Companies look for high standards of fair dealing and business efficacy and the standards of behaviour of those with whom they do business can impact on their willingness to proceed with the deal at all, he says.

Hemming also argues that international businesses looking to acquire in the UK want to understand fully the cost implications of any potential employee issues as that will affect their approach to the negotiation and the purchase price they are prepared to pay.

"If UK business is seeking to attract foreign investment, then bad manners in the work place can have a seriously detrimental impact."

"A 'bad language culture' can create a hostile and intimidating environment and give rise to claims of bullying in the workplace."

This could be particularly damaging to companies that are being acquired by US companies, as employee claims are perceived to attract very high levels of compensation in the States.

Whilst there is no legislation within the UK specifically concerned with workplace bullying or bad language, victims can obtain protection and remedies through the Employment Rights Act 1996.

A victim of bad language could also pursue an unfair constructive dismissal claim should the bad language or bullying cause the employee to resign from employment.

Bullying has given rise to claims under the EU discrimination legislation for which compensation is unlimited. To a US business "unlimited compensation" can conjure an image of multi-million dollar lawsuits which will drive them away.

Bad manners can also have implications for British companies investing abroad. Hemming says.

"If you want to understand and get under the skin of other cultures, the way in which you present your business to them can make a material difference. Ignorance of local customs and practices will not help you to open doors."

According to Hemming, businesses should ensure that their workforce understands the impact that good manners can have.

"Good manners have an impact not just on the wellbeing of everyone in the workplace, but on the financial performance of the business and its ability to attract inward investment," says Hemming.
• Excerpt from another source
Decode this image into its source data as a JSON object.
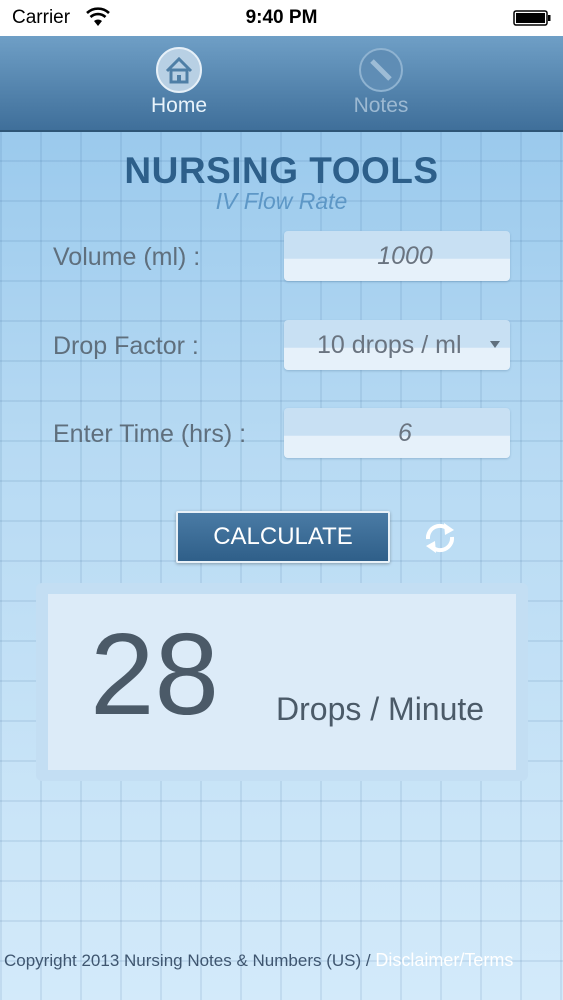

Five ways to tackle the 'bad language culture'
  • Make the provision of a safe and secure workplace a priority.
  • Take all reasonable steps to protect employees from foul and abusive language and from other forms of harm. Make clear that employees have a duty to bring any incidents or suspected incidents of bullying to the company's attention.
  • Takes steps to ensure that employees do not feel guilty about suffering such problems and encourage them to seek any relief and support they need.
  • Take any issues relating to bullying seriously and so far as possible deal with them confidentially.